Game Developer's Front Line Awards 2008
January 7, 2009 Page 2 of 8
Hall of Fame: Unreal Engine
Epic Games, www.unrealtechnology.com
By: Albert Reed, Demiurge Studios
Epic has been pretty clear about its message -- use our engine, and you will save time and money. Not just that, but you'll be able to prototype faster, iterate more, and get more support. Unreal Engine 3 seems to have delivered on that promise for the company, as consumer web site Kotaku was heard to joke "I fully expect to hear that my mom has licensed Unreal Engine 3 any day now."
After three consecutive years of winning the Engine category of the Front Line Awards, Epic Games' Unreal Engine has become the Front Line Awards 2008 Hall of Fame winner. Since the release of Unreal in 1998, Epic's Unreal Engine has helped set the technological bar for the video game industry. With the release of Unreal Engine 3 in 2005, Epic helped a host of developers make the transition to the current generation of consoles.

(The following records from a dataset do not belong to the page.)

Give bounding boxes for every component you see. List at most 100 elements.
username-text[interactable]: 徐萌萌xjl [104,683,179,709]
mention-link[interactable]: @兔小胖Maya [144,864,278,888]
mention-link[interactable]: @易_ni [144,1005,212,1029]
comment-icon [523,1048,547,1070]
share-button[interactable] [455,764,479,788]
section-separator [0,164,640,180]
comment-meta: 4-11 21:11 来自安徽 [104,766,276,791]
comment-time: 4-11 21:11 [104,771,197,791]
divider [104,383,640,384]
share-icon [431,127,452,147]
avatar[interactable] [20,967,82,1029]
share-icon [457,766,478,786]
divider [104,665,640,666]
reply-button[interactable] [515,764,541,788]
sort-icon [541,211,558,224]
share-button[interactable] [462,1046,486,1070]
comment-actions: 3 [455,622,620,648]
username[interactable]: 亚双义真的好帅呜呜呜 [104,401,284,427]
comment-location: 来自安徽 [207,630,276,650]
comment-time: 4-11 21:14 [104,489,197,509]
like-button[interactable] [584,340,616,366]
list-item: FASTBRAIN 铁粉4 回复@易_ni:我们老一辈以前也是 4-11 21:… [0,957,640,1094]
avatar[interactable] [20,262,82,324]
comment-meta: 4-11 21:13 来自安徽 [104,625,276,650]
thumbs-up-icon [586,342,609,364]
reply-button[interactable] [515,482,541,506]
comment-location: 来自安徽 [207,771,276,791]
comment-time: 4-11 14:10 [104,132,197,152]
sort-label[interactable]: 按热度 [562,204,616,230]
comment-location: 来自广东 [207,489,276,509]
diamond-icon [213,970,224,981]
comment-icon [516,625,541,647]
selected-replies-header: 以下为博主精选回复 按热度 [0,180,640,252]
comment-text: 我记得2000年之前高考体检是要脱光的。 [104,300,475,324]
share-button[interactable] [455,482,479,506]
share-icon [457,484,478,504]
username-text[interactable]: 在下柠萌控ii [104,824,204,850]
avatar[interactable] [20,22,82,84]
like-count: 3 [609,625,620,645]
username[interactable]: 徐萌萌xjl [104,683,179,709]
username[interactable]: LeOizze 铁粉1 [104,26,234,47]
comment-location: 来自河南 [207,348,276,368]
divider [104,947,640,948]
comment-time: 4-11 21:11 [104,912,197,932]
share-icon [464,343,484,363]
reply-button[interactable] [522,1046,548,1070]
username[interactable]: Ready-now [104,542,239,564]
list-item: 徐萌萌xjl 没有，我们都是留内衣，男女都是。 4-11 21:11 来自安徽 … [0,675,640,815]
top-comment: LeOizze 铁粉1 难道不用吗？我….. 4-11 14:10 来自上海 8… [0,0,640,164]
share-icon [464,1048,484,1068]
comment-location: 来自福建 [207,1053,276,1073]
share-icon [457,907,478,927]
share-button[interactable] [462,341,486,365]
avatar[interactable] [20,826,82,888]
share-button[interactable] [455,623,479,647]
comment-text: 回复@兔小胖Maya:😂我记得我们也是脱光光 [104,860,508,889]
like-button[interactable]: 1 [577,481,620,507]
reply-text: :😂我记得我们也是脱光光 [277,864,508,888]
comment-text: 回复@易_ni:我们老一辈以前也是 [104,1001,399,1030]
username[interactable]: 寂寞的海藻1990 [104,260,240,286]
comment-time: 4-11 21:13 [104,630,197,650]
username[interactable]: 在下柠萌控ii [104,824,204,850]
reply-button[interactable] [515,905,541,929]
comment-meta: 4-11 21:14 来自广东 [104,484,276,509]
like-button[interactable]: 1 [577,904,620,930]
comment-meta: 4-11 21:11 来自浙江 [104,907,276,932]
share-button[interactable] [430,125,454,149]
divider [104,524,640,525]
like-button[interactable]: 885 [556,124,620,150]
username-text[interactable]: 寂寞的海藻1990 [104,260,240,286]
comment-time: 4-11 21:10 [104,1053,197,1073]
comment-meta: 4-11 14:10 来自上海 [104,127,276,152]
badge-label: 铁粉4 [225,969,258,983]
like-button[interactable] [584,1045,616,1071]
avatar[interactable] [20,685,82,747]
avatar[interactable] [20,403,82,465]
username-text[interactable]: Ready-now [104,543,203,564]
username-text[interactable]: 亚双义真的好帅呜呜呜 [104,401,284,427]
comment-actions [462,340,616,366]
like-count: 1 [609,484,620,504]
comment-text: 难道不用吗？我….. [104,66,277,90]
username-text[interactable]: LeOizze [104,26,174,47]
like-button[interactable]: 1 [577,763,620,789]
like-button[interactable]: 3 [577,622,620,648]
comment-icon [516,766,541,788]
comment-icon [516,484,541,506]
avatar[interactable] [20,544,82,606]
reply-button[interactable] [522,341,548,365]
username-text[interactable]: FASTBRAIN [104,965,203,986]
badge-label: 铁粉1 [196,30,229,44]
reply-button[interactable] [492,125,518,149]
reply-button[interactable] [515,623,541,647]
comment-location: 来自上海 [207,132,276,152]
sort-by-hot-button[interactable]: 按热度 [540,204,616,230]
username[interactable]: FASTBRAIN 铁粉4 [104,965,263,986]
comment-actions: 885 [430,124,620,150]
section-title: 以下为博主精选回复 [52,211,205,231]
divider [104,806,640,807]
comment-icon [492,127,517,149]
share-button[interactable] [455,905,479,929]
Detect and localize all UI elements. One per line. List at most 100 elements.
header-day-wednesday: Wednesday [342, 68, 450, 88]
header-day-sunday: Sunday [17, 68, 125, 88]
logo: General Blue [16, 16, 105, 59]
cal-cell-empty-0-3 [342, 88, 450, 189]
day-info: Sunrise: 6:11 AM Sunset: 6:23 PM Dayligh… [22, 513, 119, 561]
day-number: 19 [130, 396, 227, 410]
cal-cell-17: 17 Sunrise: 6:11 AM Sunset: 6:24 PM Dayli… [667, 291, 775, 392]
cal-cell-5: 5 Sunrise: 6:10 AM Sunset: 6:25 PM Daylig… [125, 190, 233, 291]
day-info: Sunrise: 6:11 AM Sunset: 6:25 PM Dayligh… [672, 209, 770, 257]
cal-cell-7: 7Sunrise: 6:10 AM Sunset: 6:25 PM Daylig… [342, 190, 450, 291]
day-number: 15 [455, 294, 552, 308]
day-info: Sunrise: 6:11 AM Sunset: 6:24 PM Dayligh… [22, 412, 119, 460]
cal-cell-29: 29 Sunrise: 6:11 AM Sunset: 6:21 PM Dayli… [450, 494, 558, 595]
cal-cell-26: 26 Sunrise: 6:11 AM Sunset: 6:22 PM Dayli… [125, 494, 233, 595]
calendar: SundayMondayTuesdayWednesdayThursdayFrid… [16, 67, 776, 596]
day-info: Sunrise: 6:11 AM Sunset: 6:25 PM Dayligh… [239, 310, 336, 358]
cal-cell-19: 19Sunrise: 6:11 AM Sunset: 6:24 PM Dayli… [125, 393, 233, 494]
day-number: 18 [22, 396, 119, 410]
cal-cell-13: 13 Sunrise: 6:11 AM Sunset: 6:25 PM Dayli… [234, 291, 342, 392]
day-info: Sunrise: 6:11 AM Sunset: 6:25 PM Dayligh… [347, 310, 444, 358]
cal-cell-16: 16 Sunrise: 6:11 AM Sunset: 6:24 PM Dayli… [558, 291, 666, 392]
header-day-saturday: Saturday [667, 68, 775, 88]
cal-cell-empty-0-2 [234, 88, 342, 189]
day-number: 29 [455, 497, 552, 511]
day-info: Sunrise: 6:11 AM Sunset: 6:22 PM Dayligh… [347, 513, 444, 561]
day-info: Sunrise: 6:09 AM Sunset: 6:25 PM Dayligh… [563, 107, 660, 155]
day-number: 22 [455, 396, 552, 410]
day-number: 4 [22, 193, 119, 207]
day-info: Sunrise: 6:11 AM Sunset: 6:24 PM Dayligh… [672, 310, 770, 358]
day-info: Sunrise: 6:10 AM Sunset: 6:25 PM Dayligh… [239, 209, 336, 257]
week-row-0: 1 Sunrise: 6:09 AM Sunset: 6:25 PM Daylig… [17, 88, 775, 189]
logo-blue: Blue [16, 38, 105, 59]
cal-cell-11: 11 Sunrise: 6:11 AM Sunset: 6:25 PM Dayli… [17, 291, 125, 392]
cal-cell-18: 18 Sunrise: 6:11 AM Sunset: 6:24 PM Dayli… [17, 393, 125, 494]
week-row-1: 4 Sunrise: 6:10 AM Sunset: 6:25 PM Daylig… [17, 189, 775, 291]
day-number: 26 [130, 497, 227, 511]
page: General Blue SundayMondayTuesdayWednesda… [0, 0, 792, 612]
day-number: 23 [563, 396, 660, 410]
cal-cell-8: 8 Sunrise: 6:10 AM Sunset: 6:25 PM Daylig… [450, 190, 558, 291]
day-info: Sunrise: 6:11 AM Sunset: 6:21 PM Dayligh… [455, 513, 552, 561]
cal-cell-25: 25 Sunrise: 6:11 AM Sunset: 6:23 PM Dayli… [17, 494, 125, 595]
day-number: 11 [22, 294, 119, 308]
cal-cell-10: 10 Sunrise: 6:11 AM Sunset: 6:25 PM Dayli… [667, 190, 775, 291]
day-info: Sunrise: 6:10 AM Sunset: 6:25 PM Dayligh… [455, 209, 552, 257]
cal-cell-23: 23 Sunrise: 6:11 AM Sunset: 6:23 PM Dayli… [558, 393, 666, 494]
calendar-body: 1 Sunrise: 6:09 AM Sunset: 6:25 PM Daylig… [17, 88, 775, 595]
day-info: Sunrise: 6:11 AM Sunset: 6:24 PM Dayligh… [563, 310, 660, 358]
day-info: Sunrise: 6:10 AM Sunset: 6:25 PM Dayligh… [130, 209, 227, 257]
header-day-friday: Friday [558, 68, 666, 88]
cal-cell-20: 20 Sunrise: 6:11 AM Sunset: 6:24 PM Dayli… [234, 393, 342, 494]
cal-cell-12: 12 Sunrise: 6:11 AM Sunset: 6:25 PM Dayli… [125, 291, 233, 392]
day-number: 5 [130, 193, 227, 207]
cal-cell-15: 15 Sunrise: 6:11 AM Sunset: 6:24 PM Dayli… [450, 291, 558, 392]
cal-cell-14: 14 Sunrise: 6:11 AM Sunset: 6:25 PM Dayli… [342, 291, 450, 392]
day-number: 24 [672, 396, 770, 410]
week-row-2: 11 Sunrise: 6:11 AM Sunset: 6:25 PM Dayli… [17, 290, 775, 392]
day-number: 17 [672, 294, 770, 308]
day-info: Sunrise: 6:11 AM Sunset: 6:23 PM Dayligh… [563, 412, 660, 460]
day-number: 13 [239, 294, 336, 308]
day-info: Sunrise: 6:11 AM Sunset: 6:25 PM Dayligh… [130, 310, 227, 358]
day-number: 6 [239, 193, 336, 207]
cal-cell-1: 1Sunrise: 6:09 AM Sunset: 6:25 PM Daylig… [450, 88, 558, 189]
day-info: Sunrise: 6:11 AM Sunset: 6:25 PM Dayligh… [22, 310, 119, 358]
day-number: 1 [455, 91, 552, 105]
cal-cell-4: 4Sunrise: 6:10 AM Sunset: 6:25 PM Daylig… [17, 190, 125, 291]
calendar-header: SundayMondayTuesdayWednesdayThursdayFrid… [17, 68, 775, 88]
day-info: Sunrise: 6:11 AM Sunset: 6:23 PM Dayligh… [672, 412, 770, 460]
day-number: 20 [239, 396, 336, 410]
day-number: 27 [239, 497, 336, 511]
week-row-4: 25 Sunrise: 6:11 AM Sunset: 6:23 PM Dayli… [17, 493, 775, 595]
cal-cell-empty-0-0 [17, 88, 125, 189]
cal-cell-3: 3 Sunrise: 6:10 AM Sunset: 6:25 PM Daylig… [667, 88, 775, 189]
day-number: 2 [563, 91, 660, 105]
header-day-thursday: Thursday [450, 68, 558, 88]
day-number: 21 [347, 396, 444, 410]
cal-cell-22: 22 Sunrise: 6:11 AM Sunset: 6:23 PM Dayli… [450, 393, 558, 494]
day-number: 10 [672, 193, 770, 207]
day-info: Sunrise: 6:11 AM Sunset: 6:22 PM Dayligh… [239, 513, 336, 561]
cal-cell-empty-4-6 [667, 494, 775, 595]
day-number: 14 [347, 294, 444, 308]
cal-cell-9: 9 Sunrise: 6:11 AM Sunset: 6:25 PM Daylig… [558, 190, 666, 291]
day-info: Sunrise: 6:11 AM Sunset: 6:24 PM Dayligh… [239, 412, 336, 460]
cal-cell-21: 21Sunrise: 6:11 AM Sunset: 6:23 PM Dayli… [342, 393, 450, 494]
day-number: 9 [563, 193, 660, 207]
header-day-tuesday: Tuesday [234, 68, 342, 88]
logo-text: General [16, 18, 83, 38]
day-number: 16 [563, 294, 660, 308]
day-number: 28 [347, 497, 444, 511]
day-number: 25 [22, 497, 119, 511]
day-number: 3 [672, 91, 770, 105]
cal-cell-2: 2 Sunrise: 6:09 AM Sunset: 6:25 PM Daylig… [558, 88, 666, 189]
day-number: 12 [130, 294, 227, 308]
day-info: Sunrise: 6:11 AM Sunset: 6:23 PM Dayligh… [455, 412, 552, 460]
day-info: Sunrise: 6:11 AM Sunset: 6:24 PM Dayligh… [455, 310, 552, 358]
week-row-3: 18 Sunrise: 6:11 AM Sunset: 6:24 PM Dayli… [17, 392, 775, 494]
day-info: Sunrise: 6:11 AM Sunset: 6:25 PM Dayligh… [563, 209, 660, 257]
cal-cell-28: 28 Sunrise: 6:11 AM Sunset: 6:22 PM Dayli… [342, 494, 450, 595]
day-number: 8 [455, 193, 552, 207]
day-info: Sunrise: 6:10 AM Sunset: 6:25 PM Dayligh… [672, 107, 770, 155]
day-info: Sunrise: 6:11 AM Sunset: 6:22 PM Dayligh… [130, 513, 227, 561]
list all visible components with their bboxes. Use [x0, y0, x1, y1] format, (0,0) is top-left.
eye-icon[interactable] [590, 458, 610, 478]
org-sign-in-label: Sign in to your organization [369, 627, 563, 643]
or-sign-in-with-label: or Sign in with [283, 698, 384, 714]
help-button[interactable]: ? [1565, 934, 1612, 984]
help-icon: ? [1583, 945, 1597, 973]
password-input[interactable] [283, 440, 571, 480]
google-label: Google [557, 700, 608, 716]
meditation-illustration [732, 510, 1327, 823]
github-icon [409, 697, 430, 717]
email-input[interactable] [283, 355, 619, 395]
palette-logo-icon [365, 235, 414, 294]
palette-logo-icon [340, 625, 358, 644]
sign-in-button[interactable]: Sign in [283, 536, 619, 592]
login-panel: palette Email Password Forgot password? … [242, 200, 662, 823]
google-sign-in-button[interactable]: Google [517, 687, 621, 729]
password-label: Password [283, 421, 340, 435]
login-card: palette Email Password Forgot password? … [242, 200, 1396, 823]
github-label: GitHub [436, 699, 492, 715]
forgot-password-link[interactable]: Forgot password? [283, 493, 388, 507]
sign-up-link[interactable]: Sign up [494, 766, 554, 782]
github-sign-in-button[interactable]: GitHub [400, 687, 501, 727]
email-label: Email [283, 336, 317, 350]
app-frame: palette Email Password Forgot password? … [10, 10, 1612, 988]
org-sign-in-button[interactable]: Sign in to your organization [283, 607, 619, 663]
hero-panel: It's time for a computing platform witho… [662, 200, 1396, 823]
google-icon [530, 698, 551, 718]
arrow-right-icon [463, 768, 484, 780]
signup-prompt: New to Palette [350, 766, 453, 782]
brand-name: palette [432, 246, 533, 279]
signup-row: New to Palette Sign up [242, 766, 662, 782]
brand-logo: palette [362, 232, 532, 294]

The Unreal Engine stands out in part due to its robust and thorough toolset. For shooters, real-time strategy games, or even sports titles, teams have been able to create games without authoring substantial core technology. Cutscenes and camera work are created and previewed in-engine by the Matinee cinematics system, and teams are provided with a visual scripting system (Kismet), as well as the UnrealScript programming language. The Cascade particle system editor offers effects artists a huge array of parameters to control.
Layered across all these tools is the renderer that made the Unreal Engine famous. The materials, lighting, and shadowing systems are all seamlessly integrated into each of these tools. For example, post-processing effects in Matinee-authored cutscenes are created using the same material editor that lets artists create the surface effects for water. All these tools are bundled into a single application called UnrealEd.
Add these tools together, and you've got an engine that would take even the best of teams years to create on their own. Not insignificantly, these tools provide cross-platform game content enabling developers to reach as many customers as possible.
Use of Unreal Engine 3 is now pervasive in the game industry, and the engine has basically become the defacto standard for game development. Art outsourcing partners are increasingly familiar with the technology and are able to test and preview their work directly in-engine, cutting down on iteration time.
Epic Games' Gears of War 2
Furthermore, thanks to Epic's Integrated Partners Program, middleware like Scaleform's GFx and RAD's Bink Video come ready to drop in and use. This standardization also applies to co-development partners. Many teams like ours which have now been working with the technology for years can hop into projects with a full team, or join a project mid-stream thanks to familiar tools.
Epic is also renowned for its hands-on customer support. The Unreal Engine 3 mailing lists get hundreds of posts per week from developers discussing their use of the engine along with the engineers, designers and artists at Epic who are expert users of the technology. When a licensee asks a question about a section of code, the actual engineer responsible for that code will frequently be the one to answer back.
You need only look at the titles that have shipped using Unreal Engine 3 to full appreciate the breadth of impact it has had on the gaming industry. Whether it is ground-breaking work like BioShock or Mirror's Edge or franchises with rich histories like Medal of Honor or Splinter Cell, Unreal Engine proves time and again that it has everything a team needs to ship a successful AAA title.
We are experiencing a renaissance in our industry that can be partially attributed to being able to focus on design rather than the hurtles of technology. For many developers, that is possible because of Unreal Engine 3.